Attempt:
Write $\dfrac{c_n}{c_{n+1}} = \dfrac{ a_0 b_n + a_1 b_{n-1} + … + a_nb_0 }{a_0b_{n+1} + a_1 b_n + … + a_{n+1} b_0} $
I can see this approach may seem a little laborious. I was trying to compute $\lim c_n/c_{n+1}$ and show that this is $R$ or at least $\leq R$. Any hints?

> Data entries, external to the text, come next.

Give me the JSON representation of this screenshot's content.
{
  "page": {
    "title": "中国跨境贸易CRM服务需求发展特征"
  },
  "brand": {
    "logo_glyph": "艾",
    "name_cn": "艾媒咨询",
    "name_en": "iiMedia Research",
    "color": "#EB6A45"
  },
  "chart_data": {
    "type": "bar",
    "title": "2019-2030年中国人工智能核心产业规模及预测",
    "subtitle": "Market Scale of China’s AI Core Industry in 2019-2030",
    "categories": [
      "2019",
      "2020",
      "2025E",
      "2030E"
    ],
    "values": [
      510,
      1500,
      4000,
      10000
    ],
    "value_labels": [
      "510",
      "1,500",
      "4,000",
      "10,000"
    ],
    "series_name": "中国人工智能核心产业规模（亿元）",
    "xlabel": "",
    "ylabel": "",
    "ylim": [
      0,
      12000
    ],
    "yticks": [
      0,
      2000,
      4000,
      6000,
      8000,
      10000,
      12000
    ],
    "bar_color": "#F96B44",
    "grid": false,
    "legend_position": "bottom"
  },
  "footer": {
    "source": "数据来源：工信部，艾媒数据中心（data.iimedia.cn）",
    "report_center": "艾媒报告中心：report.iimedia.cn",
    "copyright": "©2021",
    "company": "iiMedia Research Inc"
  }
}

As for the secont part,notice that
$$ f(z) g(z) = (a_0 + a_1 z + a_2 z^2 + …. )(b_0 + b_1 z + b_2 z^2 + … ) = a_0b_0 + (a_0 b_1 + b_0 a_1 + a_0b_0 ) z + … $$
So, it is clear that eventually $c_n$ will have the same representation that is given. Now, how do I make this argument formal? I mean it seems obvious…
Best Answer
By Mertens Theorem if the series $\sum_{n=0}^{\infty}x_n\rightarrow x$ and $\sum_{n=0}^{\infty}\rightarrow y$ and the latter series converges absolutely, then their Cauchy product $$\sum_{n=0}^{\infty}z_n=\sum_{n=0}^{\infty}\sum_{k=0}^{n}x_ky_{n-k}\rightarrow xy$$. Applying this to the power series' $f(z)$ and $g(z)$ you can conclude that the radius of convergence is at least $R$.
For a proof of Mertens theorem see https://en.m.wikipedia.org/wiki/Cauchy_product#Convergence_and_Mertens.27_theorem
Let $f(z)$ be the Taylor series expansion of $\frac{1}{\sqrt{1-x}}$ about $0$ and $g(z)$ be the Taylor series expansion of $\sqrt{1-x}$ about $0$. Both have radius of convergence $1$ but their product is the constant power series $1$ and hence has radius of convergence $\infty$.